By what means then, could a filmmaker invent a visual language to complement, and illuminate, the complexities of an author’s life and work? I have yet to see better examples than Gillian Armstrong’s My Brilliant Career (1979) and Jane Campion’s An Angel at My Table (1990). Judy Davis, at the age of 24, delivered an audacious performance as Sybylla Melvyn, a young woman who defies her family, and the conventions of an early 20th century society, by choosing to live an independent life as a writer, instead of becoming a wife. Sybylla could have come across as merely selfish and uncompromising, but Davis also revealed the character’s doubts and fears. From the changes in her breathing and the cracks in her voice, to her stiff or slack body posture, you can feel her bristling from too many constraints. The film’s setting, in the untamed Australian outback, seems to reflect the condition of her soul. And, as the story progresses, it becomes clear that only through her writing will she find any peace of mind.

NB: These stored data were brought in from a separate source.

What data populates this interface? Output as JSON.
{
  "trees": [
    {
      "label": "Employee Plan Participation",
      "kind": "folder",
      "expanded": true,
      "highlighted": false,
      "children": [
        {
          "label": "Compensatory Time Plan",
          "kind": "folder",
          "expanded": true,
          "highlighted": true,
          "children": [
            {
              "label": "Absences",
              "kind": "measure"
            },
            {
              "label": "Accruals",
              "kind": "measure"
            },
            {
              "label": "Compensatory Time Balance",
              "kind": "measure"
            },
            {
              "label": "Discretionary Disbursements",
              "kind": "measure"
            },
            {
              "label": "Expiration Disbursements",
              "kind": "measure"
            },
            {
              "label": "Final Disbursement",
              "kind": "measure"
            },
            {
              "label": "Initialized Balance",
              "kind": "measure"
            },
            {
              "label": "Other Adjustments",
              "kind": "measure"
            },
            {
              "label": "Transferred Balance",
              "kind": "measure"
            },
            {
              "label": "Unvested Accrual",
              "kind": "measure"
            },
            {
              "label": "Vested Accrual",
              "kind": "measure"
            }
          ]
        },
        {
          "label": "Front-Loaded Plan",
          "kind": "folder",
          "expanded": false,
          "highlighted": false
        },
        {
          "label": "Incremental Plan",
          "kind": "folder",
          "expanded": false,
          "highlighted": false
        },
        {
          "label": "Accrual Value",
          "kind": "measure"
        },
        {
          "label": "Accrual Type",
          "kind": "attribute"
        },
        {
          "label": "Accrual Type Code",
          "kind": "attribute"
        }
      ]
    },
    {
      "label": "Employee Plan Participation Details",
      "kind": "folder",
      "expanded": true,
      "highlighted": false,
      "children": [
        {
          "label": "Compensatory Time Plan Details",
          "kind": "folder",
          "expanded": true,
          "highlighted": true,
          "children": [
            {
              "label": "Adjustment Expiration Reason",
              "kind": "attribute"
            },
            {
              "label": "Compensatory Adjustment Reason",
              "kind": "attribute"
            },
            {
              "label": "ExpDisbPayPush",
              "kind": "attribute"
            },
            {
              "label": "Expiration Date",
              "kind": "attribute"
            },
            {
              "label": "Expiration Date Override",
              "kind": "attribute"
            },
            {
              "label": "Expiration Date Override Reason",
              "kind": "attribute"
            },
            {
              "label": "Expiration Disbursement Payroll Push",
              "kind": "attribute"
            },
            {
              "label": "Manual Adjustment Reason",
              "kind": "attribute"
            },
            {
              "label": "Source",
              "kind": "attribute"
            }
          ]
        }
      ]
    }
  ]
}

My Brilliant Career suggested that you’d need Sybylla’s indomitable will to become a writer. An Angel at My Table demonstrated something else entirely. When, as a girl, the New Zealand writer Janet Frame walks up to the entrance of a library for the first time, she looks up, as if to Heaven, and sees the capitalized word “ATHENAEUM” high and luminous above her. Despite a paralyzing sense of self-consciousness, several family tragedies, and the pains of suffering from mental illness, Frame’s eventual salvation comes through the reading and writing of books. In both movies, finding a writer’s voice–not the love of a man–is the moral of the story. As the films end, we hear these women in voice-overs, calm and assured, their intellects engaged and imagining. Armstrong and Campion are on to something: they created memorable films by working from the inside out. Howl, on the other hand, reduces the mythology behind an incendiary poem to a tired set of legal proceedings, and never gets beneath its high-gloss surface.
If someone happens to make another Ginsberg film, the way two successive Truman Capote films were made in 2005 (Capote) and 2006 (Infamous), then why not start with the less sensational poem “Kaddish,” which begins: “Strange now to think of you, gone without corsets & eyes, while I walk on/the sunny pavement of Greenwich Village.” This understated and lovingly detailed elegy to his mother offers a much clearer glimpse inside the soul of Ginsberg than anything on display in this misconceived movie. Otherwise, I’d scrap the idea altogether and start fresh with a life of Frank O’Hara. My working title: Having a Coke with You.